If the first moments were nonzero:
For $E[\rho]\neq 0$, the reference Gaussian state $ \rho_G $ would have the same nonzero first-moment vector. Equivalently, one could apply a displacement operator to shift both $ \rho $ and $ \rho_G $ to zero mean without changing $ \delta[\rho] $, because quantum relative entropy is invariant under unitary displacements.

Define quadratures (with $\hbar=1$): $\hat x = x, \qquad \hat p=-i\frac{d}{dx}$

The second moments are

\[\langle x^2\rangle = \frac12 + \frac{\lambda^2}{2\pi}\] \[\langle p^2\rangle = \frac12 + \frac{\lambda^2}{2\pi}\]

Cross term: $\langle xp+px\rangle = 0$

Why the reference Gaussian state shares the same covariance matrix:
The covariance matrix fixes all second-order moments. For a given set of first and second moments, there exists a unique Gaussian state. Choosing $ \rho_G $ with the same covariance matrix makes it the closest Gaussian state in the sense of relative entropy.

The covariance matrix is therefore

\[\sigma[\rho] = \begin{pmatrix} \langle x^2\rangle & 0 \\ 0 & \langle p^2\rangle \end{pmatrix} = \begin{pmatrix} \frac12+\frac{\lambda^2}{2\pi} & 0 \\ 0 & \frac12+\frac{\lambda^2}{2\pi} \end{pmatrix}\] \[\det \sigma = \left(\frac12+\frac{\lambda^2}{2\pi}\right)^2\] \[\sqrt{\det\sigma} = \frac12+\frac{\lambda^2}{2\pi}\]

The reference Gaussian state $ \rho_G $ has the same first moments and the same covariance matrix as $ \rho $. Its entropy is

\[S(\rho_G) = h\!\left(\frac12+\frac{\lambda^2}{2\pi}\right)\]

with $h(t)=\left(t+\frac12\right)\ln\!\left(t+\frac12\right) +\left(t-\frac12\right)\ln\!\left(t-\frac12\right)$

Since $S(\rho)=0$,

\[\boxed{ \delta[\rho] = h\!\left(\frac12+\frac{\lambda^2}{2\pi}\right) }\]

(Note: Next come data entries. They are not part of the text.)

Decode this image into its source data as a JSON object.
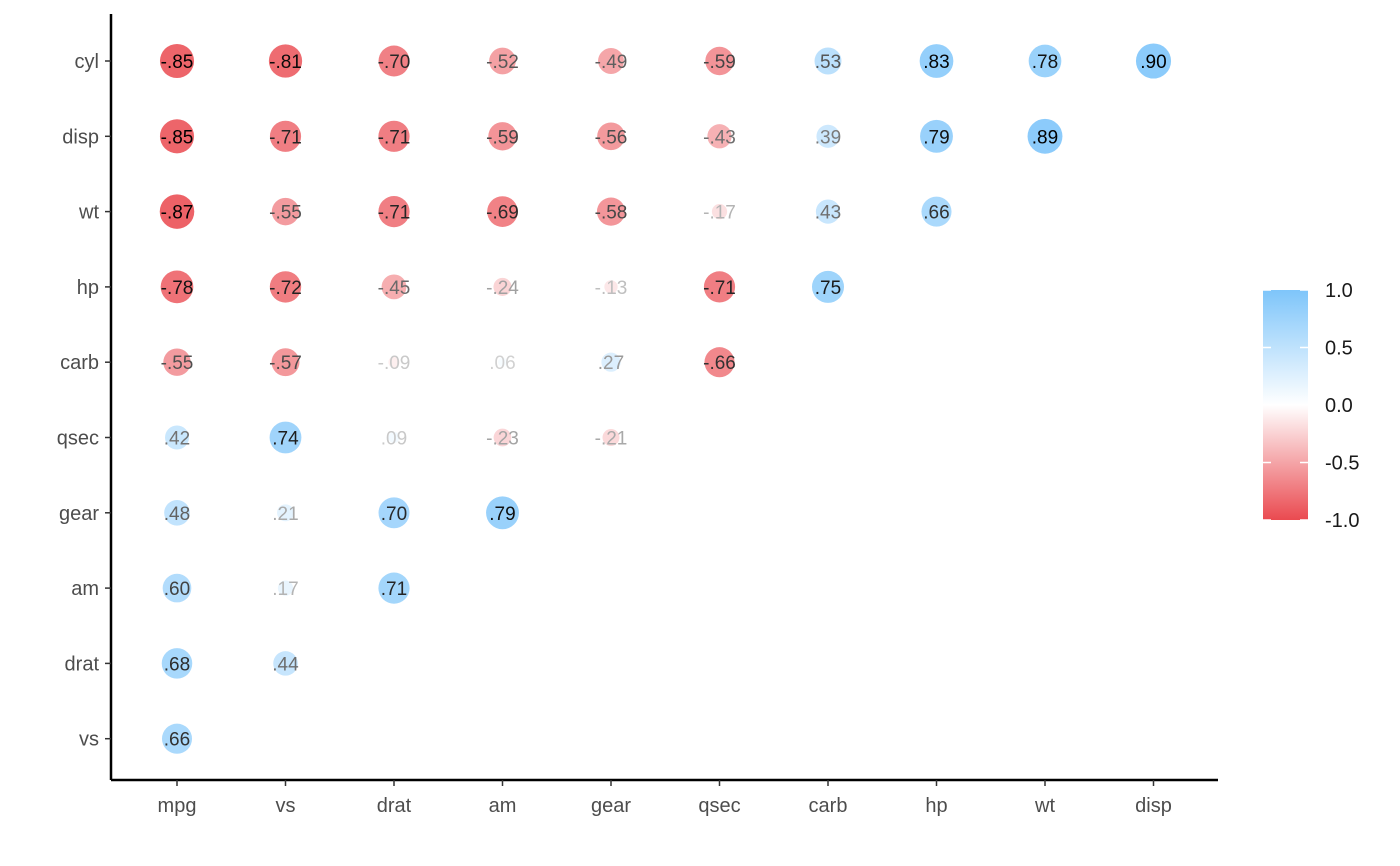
{
  "chart_data": {
    "type": "heatmap",
    "style": "lower-triangle correlation plot with circle markers",
    "x_categories": [
      "mpg",
      "vs",
      "drat",
      "am",
      "gear",
      "qsec",
      "carb",
      "hp",
      "wt",
      "disp"
    ],
    "y_categories": [
      "cyl",
      "disp",
      "wt",
      "hp",
      "carb",
      "qsec",
      "gear",
      "am",
      "drat",
      "vs"
    ],
    "cells": [
      {
        "x": "mpg",
        "y": "cyl",
        "value": -0.85,
        "label": "-.85"
      },
      {
        "x": "vs",
        "y": "cyl",
        "value": -0.81,
        "label": "-.81"
      },
      {
        "x": "drat",
        "y": "cyl",
        "value": -0.7,
        "label": "-.70"
      },
      {
        "x": "am",
        "y": "cyl",
        "value": -0.52,
        "label": "-.52"
      },
      {
        "x": "gear",
        "y": "cyl",
        "value": -0.49,
        "label": "-.49"
      },
      {
        "x": "qsec",
        "y": "cyl",
        "value": -0.59,
        "label": "-.59"
      },
      {
        "x": "carb",
        "y": "cyl",
        "value": 0.53,
        "label": ".53"
      },
      {
        "x": "hp",
        "y": "cyl",
        "value": 0.83,
        "label": ".83"
      },
      {
        "x": "wt",
        "y": "cyl",
        "value": 0.78,
        "label": ".78"
      },
      {
        "x": "disp",
        "y": "cyl",
        "value": 0.9,
        "label": ".90"
      },
      {
        "x": "mpg",
        "y": "disp",
        "value": -0.85,
        "label": "-.85"
      },
      {
        "x": "vs",
        "y": "disp",
        "value": -0.71,
        "label": "-.71"
      },
      {
        "x": "drat",
        "y": "disp",
        "value": -0.71,
        "label": "-.71"
      },
      {
        "x": "am",
        "y": "disp",
        "value": -0.59,
        "label": "-.59"
      },
      {
        "x": "gear",
        "y": "disp",
        "value": -0.56,
        "label": "-.56"
      },
      {
        "x": "qsec",
        "y": "disp",
        "value": -0.43,
        "label": "-.43"
      },
      {
        "x": "carb",
        "y": "disp",
        "value": 0.39,
        "label": ".39"
      },
      {
        "x": "hp",
        "y": "disp",
        "value": 0.79,
        "label": ".79"
      },
      {
        "x": "wt",
        "y": "disp",
        "value": 0.89,
        "label": ".89"
      },
      {
        "x": "mpg",
        "y": "wt",
        "value": -0.87,
        "label": "-.87"
      },
      {
        "x": "vs",
        "y": "wt",
        "value": -0.55,
        "label": "-.55"
      },
      {
        "x": "drat",
        "y": "wt",
        "value": -0.71,
        "label": "-.71"
      },
      {
        "x": "am",
        "y": "wt",
        "value": -0.69,
        "label": "-.69"
      },
      {
        "x": "gear",
        "y": "wt",
        "value": -0.58,
        "label": "-.58"
      },
      {
        "x": "qsec",
        "y": "wt",
        "value": -0.17,
        "label": "-.17"
      },
      {
        "x": "carb",
        "y": "wt",
        "value": 0.43,
        "label": ".43"
      },
      {
        "x": "hp",
        "y": "wt",
        "value": 0.66,
        "label": ".66"
      },
      {
        "x": "mpg",
        "y": "hp",
        "value": -0.78,
        "label": "-.78"
      },
      {
        "x": "vs",
        "y": "hp",
        "value": -0.72,
        "label": "-.72"
      },
      {
        "x": "drat",
        "y": "hp",
        "value": -0.45,
        "label": "-.45"
      },
      {
        "x": "am",
        "y": "hp",
        "value": -0.24,
        "label": "-.24"
      },
      {
        "x": "gear",
        "y": "hp",
        "value": -0.13,
        "label": "-.13"
      },
      {
        "x": "qsec",
        "y": "hp",
        "value": -0.71,
        "label": "-.71"
      },
      {
        "x": "carb",
        "y": "hp",
        "value": 0.75,
        "label": ".75"
      },
      {
        "x": "mpg",
        "y": "carb",
        "value": -0.55,
        "label": "-.55"
      },
      {
        "x": "vs",
        "y": "carb",
        "value": -0.57,
        "label": "-.57"
      },
      {
        "x": "drat",
        "y": "carb",
        "value": -0.09,
        "label": "-.09"
      },
      {
        "x": "am",
        "y": "carb",
        "value": 0.06,
        "label": ".06"
      },
      {
        "x": "gear",
        "y": "carb",
        "value": 0.27,
        "label": ".27"
      },
      {
        "x": "qsec",
        "y": "carb",
        "value": -0.66,
        "label": "-.66"
      },
      {
        "x": "mpg",
        "y": "qsec",
        "value": 0.42,
        "label": ".42"
      },
      {
        "x": "vs",
        "y": "qsec",
        "value": 0.74,
        "label": ".74"
      },
      {
        "x": "drat",
        "y": "qsec",
        "value": 0.09,
        "label": ".09"
      },
      {
        "x": "am",
        "y": "qsec",
        "value": -0.23,
        "label": "-.23"
      },
      {
        "x": "gear",
        "y": "qsec",
        "value": -0.21,
        "label": "-.21"
      },
      {
        "x": "mpg",
        "y": "gear",
        "value": 0.48,
        "label": ".48"
      },
      {
        "x": "vs",
        "y": "gear",
        "value": 0.21,
        "label": ".21"
      },
      {
        "x": "drat",
        "y": "gear",
        "value": 0.7,
        "label": ".70"
      },
      {
        "x": "am",
        "y": "gear",
        "value": 0.79,
        "label": ".79"
      },
      {
        "x": "mpg",
        "y": "am",
        "value": 0.6,
        "label": ".60"
      },
      {
        "x": "vs",
        "y": "am",
        "value": 0.17,
        "label": ".17"
      },
      {
        "x": "drat",
        "y": "am",
        "value": 0.71,
        "label": ".71"
      },
      {
        "x": "mpg",
        "y": "drat",
        "value": 0.68,
        "label": ".68"
      },
      {
        "x": "vs",
        "y": "drat",
        "value": 0.44,
        "label": ".44"
      },
      {
        "x": "mpg",
        "y": "vs",
        "value": 0.66,
        "label": ".66"
      }
    ],
    "legend": {
      "placement": "right",
      "range": [
        -1.0,
        1.0
      ],
      "ticks": [
        {
          "value": 1.0,
          "label": "1.0"
        },
        {
          "value": 0.5,
          "label": "0.5"
        },
        {
          "value": 0.0,
          "label": "0.0"
        },
        {
          "value": -0.5,
          "label": "-0.5"
        },
        {
          "value": -1.0,
          "label": "-1.0"
        }
      ]
    },
    "colors": {
      "positive": "#7ec5fa",
      "zero": "#ffffff",
      "negative": "#ea4a50"
    },
    "grid": false,
    "title": "",
    "xlabel": "",
    "ylabel": ""
  }
}
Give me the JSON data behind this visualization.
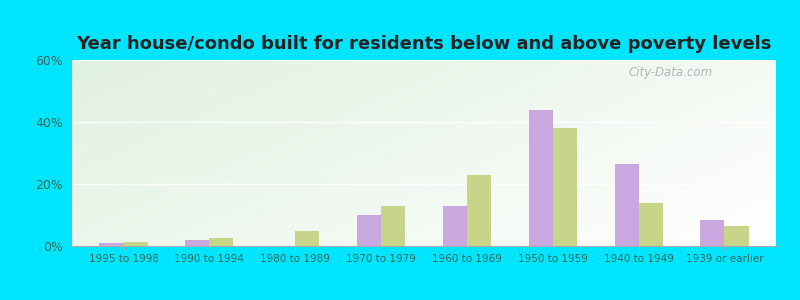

The function $h(t)$ is the von Neumann entropy of a single-mode Gaussian state written in terms of its symplectic eigenvalue $t$.

It is defined as $h(t)=\left(t+\frac12\right)\ln\!\left(t+\frac12\right) +\left(t-\frac12\right)\ln\!\left(t-\frac12\right)$

In this example, $t=\sqrt{\det\sigma} = \frac12+\frac{\lambda^2}{2\pi}$

Hence, the explicit value of $h(t)$ is $h\!\left(\frac12+\frac{\lambda^2}{2\pi}\right) = \left(1+\frac{\lambda^2}{2\pi}\right)\ln\!\left(1+\frac{\lambda^2}{2\pi}\right) + \frac{\lambda^2}{2\pi}\ln\!\left(\frac{\lambda^2}{2\pi}\right)$

For $\lambda=0$, $h\!\left(\frac12\right)=0$

For $\lambda\neq0$, $h(t)>0$ and increases monotonically with $\lambda^2$.

Interpretation

For $ \lambda=0 $:
$\delta[\rho]=0$ → Gaussian vacuum state.
For $ \lambda\neq0 $:
$\delta[\rho]>0$ → genuine non-Gaussianity induced by the error-function deformation.
The non-Gaussianity increases monotonically with $ \lambda^2 $.

This explicitly shows how the relative-entropy non-Gaussianity is computed step-by-step for the state shown in the image.

2. Origin / History

Introduced in quantum information theory as an application of quantum relative entropy (Umegaki, 1962).
First systematically applied to quantify non-Gaussianity by
Genoni, Paris, and Banaszek (2007–2008).
Motivated by the central role of Gaussian states as free states in CV quantum optics and quantum information.

3. Why Important & Comparative Analysis

Importance

Vanishes iff the state is Gaussian.
Operationally meaningful: measures statistical distinguishability from the closest Gaussian state.
Directly linked to resource theories of non-Gaussianity.
Relevant for tasks like:
- entanglement distillation,
- quantum error correction,
- universal CV quantum computation.

Comparison with Other Measures

Measure	Basis	Advantages	Limitations
Relative-entropy nonG (this)	Information-theoretic	Unique Gaussian reference, monotone, additive	Requires entropy evaluation
Wigner negativity	Phase-space	Easy visualization	Zero for many non-Gaussian states
Hilbert–Schmidt distance	Geometric	Simple form	Not monotone under CPTP maps
Kurtosis / higher moments	Statistical	Easy experimentally	Not invariant, not operational

Key distinction: this measure is operational, monotonic, and reference-free (Gaussian reference fixed uniquely).